Jesus claimed to have “no unrighteousness” in Him, because He was seeking the glory of the one who sent Him (John. 7:18). We see here that the heart of unrighteousness is seeking glory for self in a selfish way. At the same time, a person can be surrounded by this kind of self-seeking, this unrighteousness, and yet not participate in it the same way. “And I say unto you, Make to yourselves friends of the mammon of unrighteousness; that, when ye fail, they may receive you into everlasting habitations” (Luke 16:9). We are told to use the crooked unrighteous instruments of the world, and straighten them out for God’s purposes.

Not surprisingly, unrighteousness is an important theme in the book of Romans. It is used twice in Romans 1:18. God’s wrath is revealed from heaven against every form of ungodliness and unrighteousness, and this unrighteousness of men is revealed even further in that they suppress the truth in unrighteousness. Unrighteousness does not just love the false, but also hates what is true.

Later in the chapter (v. 29), Paul gives us the genus (unrighteousness), and then lists some of the species. The list that follows is extensive — fornication, wickedness, covetousness, maliciousness, and on, for three verses. Unrighteousness wields authority, and commands sinners to do things. Man is created such that he must be obedient — he either obeys the truth, or he obeys unrighteousness. One or the other. In the Pauline set up, the opposite of true is not false, but rather unrighteous. He also does this in another letter. Unrighteousness is deceptive, and that is the way Satan works (2 Thess. 2:10). The contrast (again) is between unrighteousness on the one hand, and truth on the other. Those who did not believe the truth are those who had pleasure in unrighteousness (2 Thess. 2:12). Truth is not merely propositional; truth is moral.

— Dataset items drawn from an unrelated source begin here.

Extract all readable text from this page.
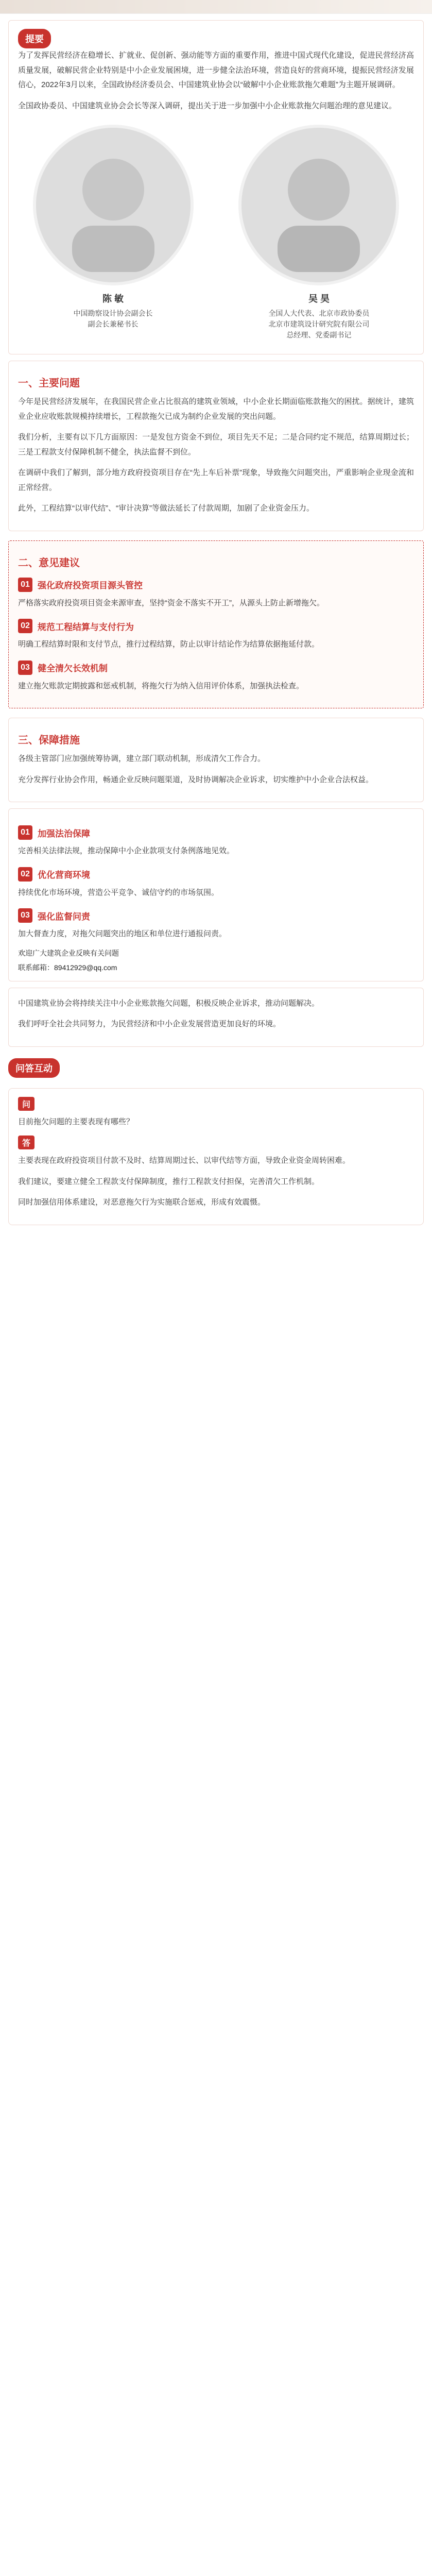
提要

为了发挥民营经济在稳增长、扩就业、促创新、强动能等方面的重要作用，推进中国式现代化建设，促进民营经济高质量发展，破解民营企业特别是中小企业发展困境，进一步健全法治环境，营造良好的营商环境，提振民营经济发展信心，2022年3月以来，全国政协经济委员会、中国建筑业协会以“破解中小企业账款拖欠难题”为主题开展调研。

全国政协委员、中国建筑业协会会长等深入调研，提出关于进一步加强中小企业账款拖欠问题治理的意见建议。

陈 敏
中国勘察设计协会副会长
副会长兼秘书长
吴 昊
全国人大代表、北京市政协委员
北京市建筑设计研究院有限公司
总经理、党委副书记
一、主要问题

今年是民营经济发展年，在我国民营企业占比很高的建筑业领域，中小企业长期面临账款拖欠的困扰。据统计，建筑业企业应收账款规模持续增长，工程款拖欠已成为制约企业发展的突出问题。

我们分析，主要有以下几方面原因：一是发包方资金不到位，项目先天不足；二是合同约定不规范，结算周期过长；三是工程款支付保障机制不健全，执法监督不到位。

在调研中我们了解到，部分地方政府投资项目存在“先上车后补票”现象，导致拖欠问题突出，严重影响企业现金流和正常经营。

此外，工程结算“以审代结”、“审计决算”等做法延长了付款周期，加剧了企业资金压力。

二、意见建议
01 强化政府投资项目源头管控

严格落实政府投资项目资金来源审查，坚持“资金不落实不开工”，从源头上防止新增拖欠。

02 规范工程结算与支付行为

明确工程结算时限和支付节点，推行过程结算，防止以审计结论作为结算依据拖延付款。

03 健全清欠长效机制

建立拖欠账款定期披露和惩戒机制，将拖欠行为纳入信用评价体系，加强执法检查。

三、保障措施

各级主管部门应加强统筹协调，建立部门联动机制，形成清欠工作合力。

充分发挥行业协会作用，畅通企业反映问题渠道，及时协调解决企业诉求，切实维护中小企业合法权益。

01 加强法治保障

完善相关法律法规，推动保障中小企业款项支付条例落地见效。

02 优化营商环境

持续优化市场环境，营造公平竞争、诚信守约的市场氛围。

03 强化监督问责

加大督查力度，对拖欠问题突出的地区和单位进行通报问责。

欢迎广大建筑企业反映有关问题
联系邮箱：89412929@qq.com

中国建筑业协会将持续关注中小企业账款拖欠问题，积极反映企业诉求，推动问题解决。

我们呼吁全社会共同努力，为民营经济和中小企业发展营造更加良好的环境。

问答互动
问

目前拖欠问题的主要表现有哪些？

答

主要表现在政府投资项目付款不及时、结算周期过长、以审代结等方面，导致企业资金周转困难。

我们建议，要建立健全工程款支付保障制度，推行工程款支付担保，完善清欠工作机制。

同时加强信用体系建设，对恶意拖欠行为实施联合惩戒，形成有效震慑。
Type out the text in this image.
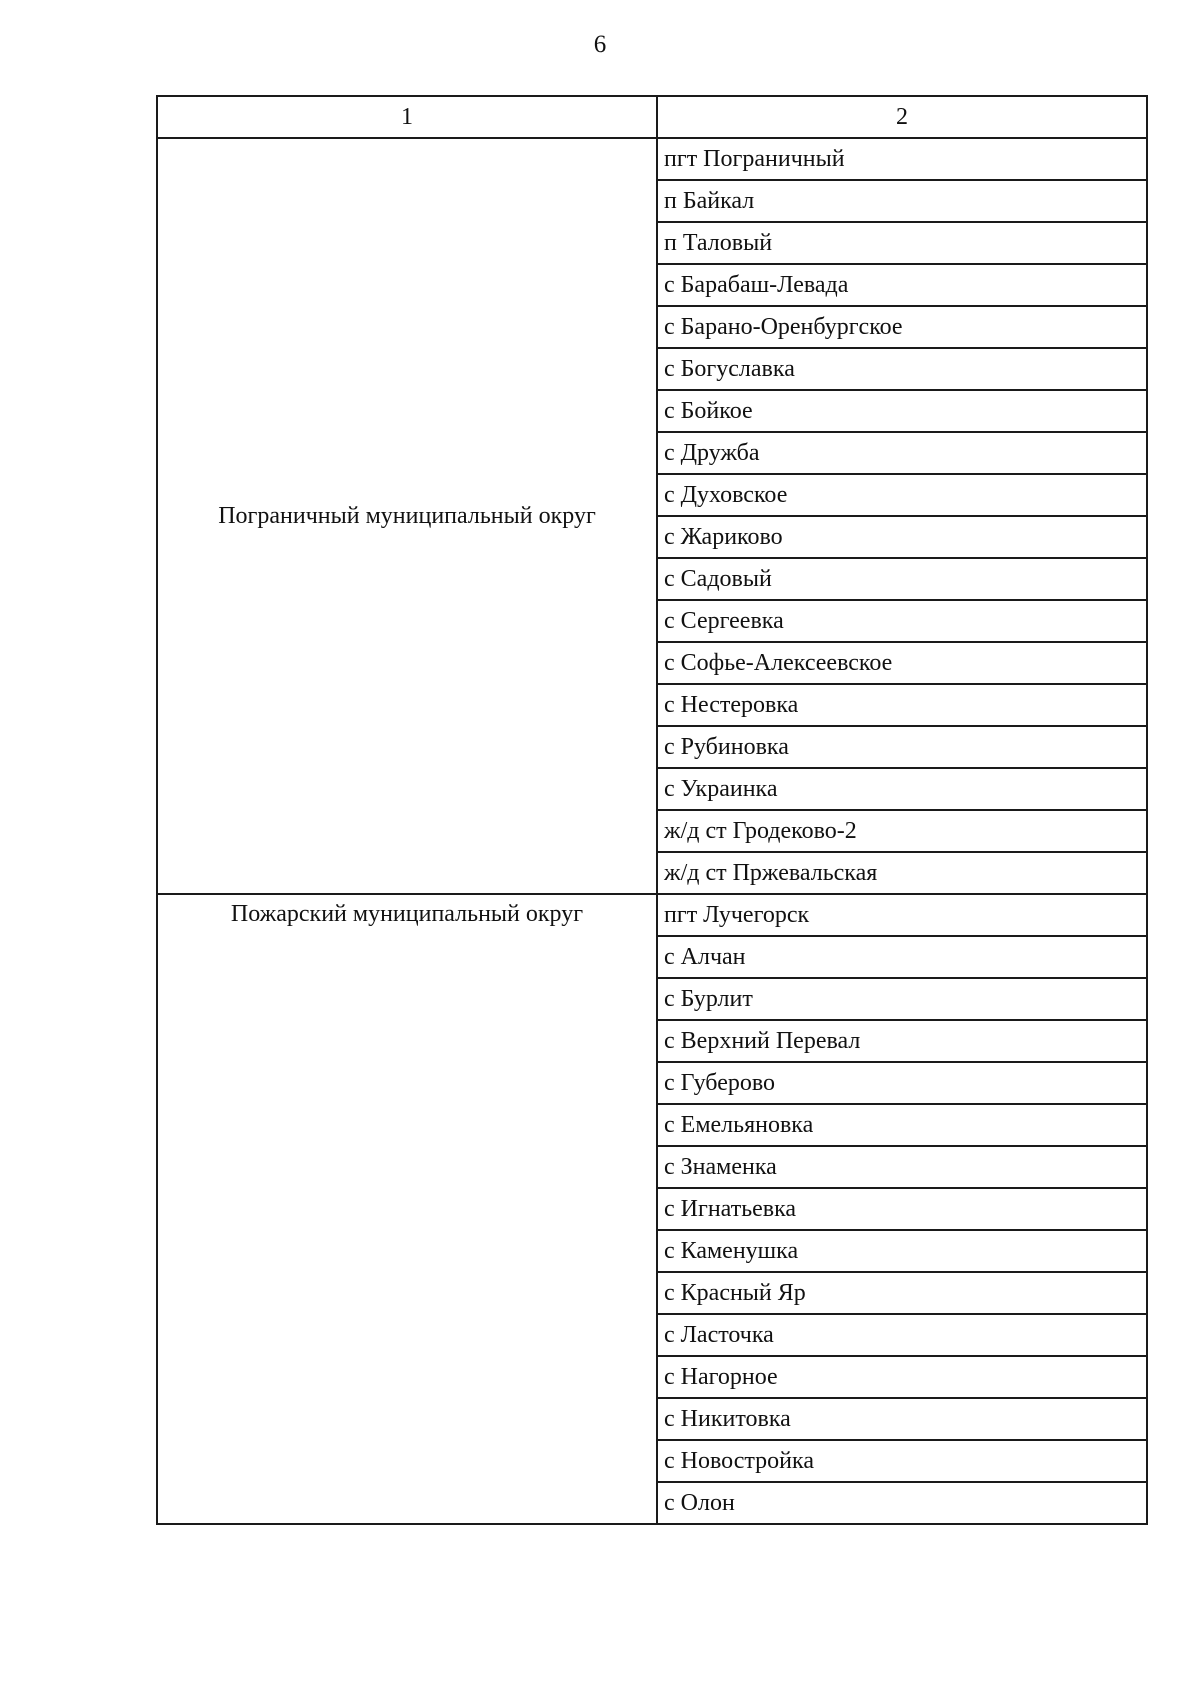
6
1	2
Пограничный муниципальный округ	пгт Пограничный
	п Байкал
	п Таловый
	с Барабаш-Левада
	с Барано-Оренбургское
	с Богуславка
	с Бойкое
	с Дружба
	с Духовское
	с Жариково
	с Садовый
	с Сергеевка
	с Софье-Алексеевское
	с Нестеровка
	с Рубиновка
	с Украинка
	ж/д ст Гродеково-2
	ж/д ст Пржевальская
Пожарский муниципальный округ	пгт Лучегорск
	с Алчан
	с Бурлит
	с Верхний Перевал
	с Губерово
	с Емельяновка
	с Знаменка
	с Игнатьевка
	с Каменушка
	с Красный Яр
	с Ласточка
	с Нагорное
	с Никитовка
	с Новостройка
	с Олон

Back in Romans, some had argued that our unrighteousness sets off God’s righteousness in some kind of complimentary relief (3:5). That’s true enough, but it does not provide a sufficient reason why the righteous God would withhold judgment. The fact that God sovereignly disposes of both Jacob and Esau does not mean that He is unrighteous (9:14).

Christians are told not to deliver their members, their bodies, over to sin as instruments of unrighteousness (6:13). This means that Christians can do this kind of unrighteousness, but their new identity in Christ makes it a profound incongruity. Paul grabs that incongruity in order to shake them.

But God has had mercy on the unrighteous (Heb. 8:12). He cleanses us from all unrighteousness (1 Jn. 1:9). All unrighteousness is sin (1 Jn. 5:17), and sin is lawlessness. Apart from repentance, those given over to unrighteousness will reap what they have sown. They will receive the reward of unrighteousness, the wages of sin, which is death (2 Pet. 2:13). They are like Balaam, who loved the wages of unrighteousness (2 Pet. 2:15).